P. Giovanni Cavalcoli

Fontanellato, 21 aprile 2023

 

San Paolo VI nella tanto bistrattata enciclica Humanae Vitae per la prima volta nella storia dell’etica cattolica enuncia il principio, che sarà poi ripreso da San Giovanni Paolo II, secondo il quale l’unione sessuale, sia pur nel matrimonio, possiede anche un valore unitivo, per cui il piacere sessuale, anche a prescindere dalla procreazione, può essere espressione dell’amore. 

 

 

Certo, forse qualcuno obietterà, ma questo i poeti lo hanno sempre saputo!

Sì, ma non nello stesso senso, perché nessun poeta, esclusi forse i poeti del dolce stil novo trecentesco, hanno mai pensato, come invece sottintende Paolo VI, che questa unione sia fondata in Dio ed espressione della comune unione degli sposi con Dio.

Immagini da Internet:
- Sposalizio della Vergine, Raffaello
-Anna e Gioacchino, iotto


[1] Cf X. Von Hornstein – A.Faller, Compendio di sessuologia, Marietti, Torino 1964.

[2] Ricordiamoci che la prospettiva di felicità umana che Dio presenta alla coppia umana è quella di essere «una sola carne» (Gen 2,24).

[3] Sum.
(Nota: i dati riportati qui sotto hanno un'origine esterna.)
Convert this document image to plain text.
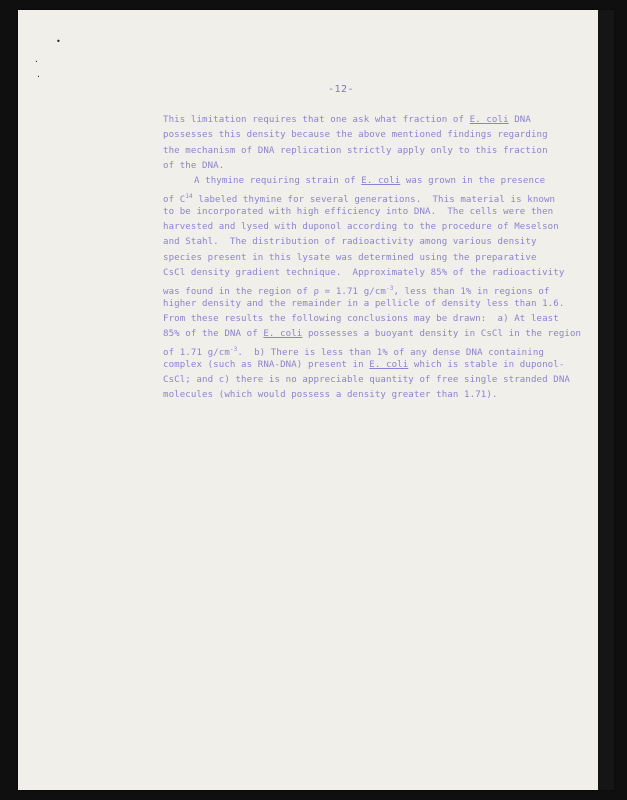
•
·
·
-12-
This limitation requires that one ask what fraction of E. coli DNA
possesses this density because the above mentioned findings regarding
the mechanism of DNA replication strictly apply only to this fraction
of the DNA.
A thymine requiring strain of E. coli was grown in the presence
of $C^{14}$ labeled thymine for several generations.  This material is known
to be incorporated with high efficiency into DNA.  The cells were then
harvested and lysed with duponol according to the procedure of Meselson
and Stahl.  The distribution of radioactivity among various density
species present in this lysate was determined using the preparative
CsCl density gradient technique.  Approximately 85% of the radioactivity
was found in the region of ρ = 1.71 $g/cm^{-3}$, less than 1% in regions of
higher density and the remainder in a pellicle of density less than 1.6.
From these results the following conclusions may be drawn:  a) At least
85% of the DNA of E. coli possesses a buoyant density in CsCl in the region
of 1.71 $g/cm^{-3}$.  b) There is less than 1% of any dense DNA containing
complex (such as RNA-DNA) present in E. coli which is stable in duponol-
CsCl; and c) there is no appreciable quantity of free single stranded DNA
molecules (which would possess a density greater than 1.71).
Theol., II-II, q.152.

[4] IL CORPO UMANO “IN PRINCIPIO”, Sacra Doctrina, 3-4, 1984, pp.302-324; LA RESURREZIONE DEL CORPO, Sacra Doctrina, 1, 1985, pp.81-103.

[5] LA CONDIZIONE DELLA SESSUALITA’ UMANA NELLA RESURREZIONE SECONDO SAN TOMMASO, Sacra Doctrina, 92, 1980,pp.21-146; LA RESURREZIONE DELLA SESSUALITA’ SECONDO S.TOMMASO, in Atti dell’VII Congresso Tomistico Internazionale a cura della Pontificia Accademia di San Tommaso, Libreria Editrice Vaticana, Città del Vaticano, 1982, pp. 207-219

[6] La Bibbia della CEI traduce: «quella parte di voi stessi».

[7] La CEI traduce “passioni”. Ma la passione, psicologicamente, non è cosa cattiva, tutt’altro; è moto e funzione propria dell’appetito sensitivo e quindi proprietà naturale degli istinti animali. In questo senso la passione o istinto sessuale è in sé sempre buono, salvo che si tratti di disfunzioni fisiologiche come l’impotenza o la frigidità o perversioni come quella dell’omosessualità o della pedofilia. Ora qui Paolo sta parlando di vizi, per cui San Girolamo traduce bene epithymìa con libido, che è appunto brama, desiderio sfrenato, dissolutezza. E quindi è l’italiano libidine.

[8] È da notare peraltro che Paolo VI ha un ricco insegnamento sulla donna, che prepara quello di Giovanni Paolo II. Vedi la raccolta curata da Giovanni Andreatta, SJ La donna nel magistero di Paolo VI, Tipografia Poliglotta Vaticana 1980. Il Papa si ferma a descrivere i caratteri psicologici e spirituali differenziali dell’uomo e della donna, secondo i dai sicuri della moderna psicologia dei sessi.